Patriarchy is a power game. Woe unto you if you step in the path of a powerless, patriarchal male. He will make you pay for the pain of his emasculation. He does not even have to know you to punish you for his disappointments.

She was found behind a spaza shop. Naked, sprawled in a bloody mess of skin and bone. Spread eagled, a green beer bottle peeking out of her privates. They had bashed her skull in, the shards from her nerdy glasses dug deep into her skull. Where her breasts had been were two, raw, flat, circles. They had taken her breasts with them as souvenirs of a womanhood she didn't deserve. She was a bloody pulp of skin and bone. Close by, lay her clothes. They had been folded neatly, only had a few splatters of blood. She had undressed and calmly folded her clothes. Maybe she had hoped to wear them afterwards. She did not fathom the violence of their intentions. See, she had been here before. She had an 18-year-old daughter to prove it.

Monitoring our bodies. Measuring our ripeness. We do not own our bodies. Maybe the religionists are right – you can only be free in death. So I remember her hearty laugh. I remember her mischievous eyes, teasingly studying mine to see if I had not changed teams yet. I remember her smile that cloaked so much sadness. By remembering I hope to keep the memory of her circumstance alive, to keep my sanity, to know that I did not just dream it. I am not imagining it. My body is not my own. One step out of this understanding and I might just end up behind the spaza shop, with stray dogs lapping at my blood. I will not let her be a statistic, as it happens with so many black bodies, because my existence is not the summation of a statistic.

I am tired of understanding my man's emasculation, as if I were not there, going through my woman's emasculation. I was there, under some sweaty, fat, red faced master and his sons. I too have sacrificed my humanhood to keep the peace and preserve a little of myself. And I have managed to keep seeing beauty. I have loved my children, born out of my humiliation, even when they spat at the roughness of the uncertainty of my touch. I have loved my man, even when he sought refuge in the breaking of my bones.
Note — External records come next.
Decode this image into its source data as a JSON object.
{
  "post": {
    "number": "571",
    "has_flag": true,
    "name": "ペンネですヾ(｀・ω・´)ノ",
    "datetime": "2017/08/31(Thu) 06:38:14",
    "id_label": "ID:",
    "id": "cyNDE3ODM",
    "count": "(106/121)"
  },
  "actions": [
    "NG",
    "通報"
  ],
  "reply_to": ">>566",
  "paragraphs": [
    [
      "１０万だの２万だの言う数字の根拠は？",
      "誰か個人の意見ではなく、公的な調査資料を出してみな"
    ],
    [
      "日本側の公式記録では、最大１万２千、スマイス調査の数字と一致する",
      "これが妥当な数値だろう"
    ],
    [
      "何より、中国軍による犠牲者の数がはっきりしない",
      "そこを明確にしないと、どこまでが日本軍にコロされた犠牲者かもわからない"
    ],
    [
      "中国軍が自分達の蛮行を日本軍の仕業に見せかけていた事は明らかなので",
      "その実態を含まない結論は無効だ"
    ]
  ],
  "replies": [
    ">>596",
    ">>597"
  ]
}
I have, like a mother hen, protected and nurtured my family.

Your problem is that you believe you deserve better than me. That is why you insist your story is more important than mine.

We obviously cannot navigate the waters of our oppression without dealing with this – the oppression that exists between the two of us. The oppression that puts us on different sides of a predicament we both identify with.

Come my love! Let us explore this here truth. Conditioning, like religion, is not for us. We have turned into monsters in our rebelliousness. Because this seed, dropped in the copulation that would birth us, this seed that is tightly woven into our remembering, it will not let us be great. When George Orwell said: "some are more equal than others" it was because he eavesdropped on our past. He found the weakness that would keep us on our knees. For we understand hierarchy. Finally … You, would understand how it feels to have a master, like we womenfolk do. Of course we would suffer the most for it. For the anger, in a trickle-down system of doing things, also trickles down – a deepening dam on the lowest wrung of society, choking our vision and setting rot to our foundation. I watch how you suffer. I see how you don't see me holding a mirror to your pain.

We are all going through our own ugliness. The hierarchy of ugliness won't allow us to break free. The more we fight, the more it sinks its hooks deeper into our naïve delusions/convictions of innocence. Because none are innocent … though some are more innocent than others. 

Come my love. Let us find a place where we can let go of all this madness. A place where the smile of our eyes, the readiness of our bodies, is all we need to decipher the truth of the life we seek. This is the death we seek. For it keeps us alive. We lived. And the raw uncouthness of the days of our lives electrifies the truth-seeking of our progeny … as the struggle continues.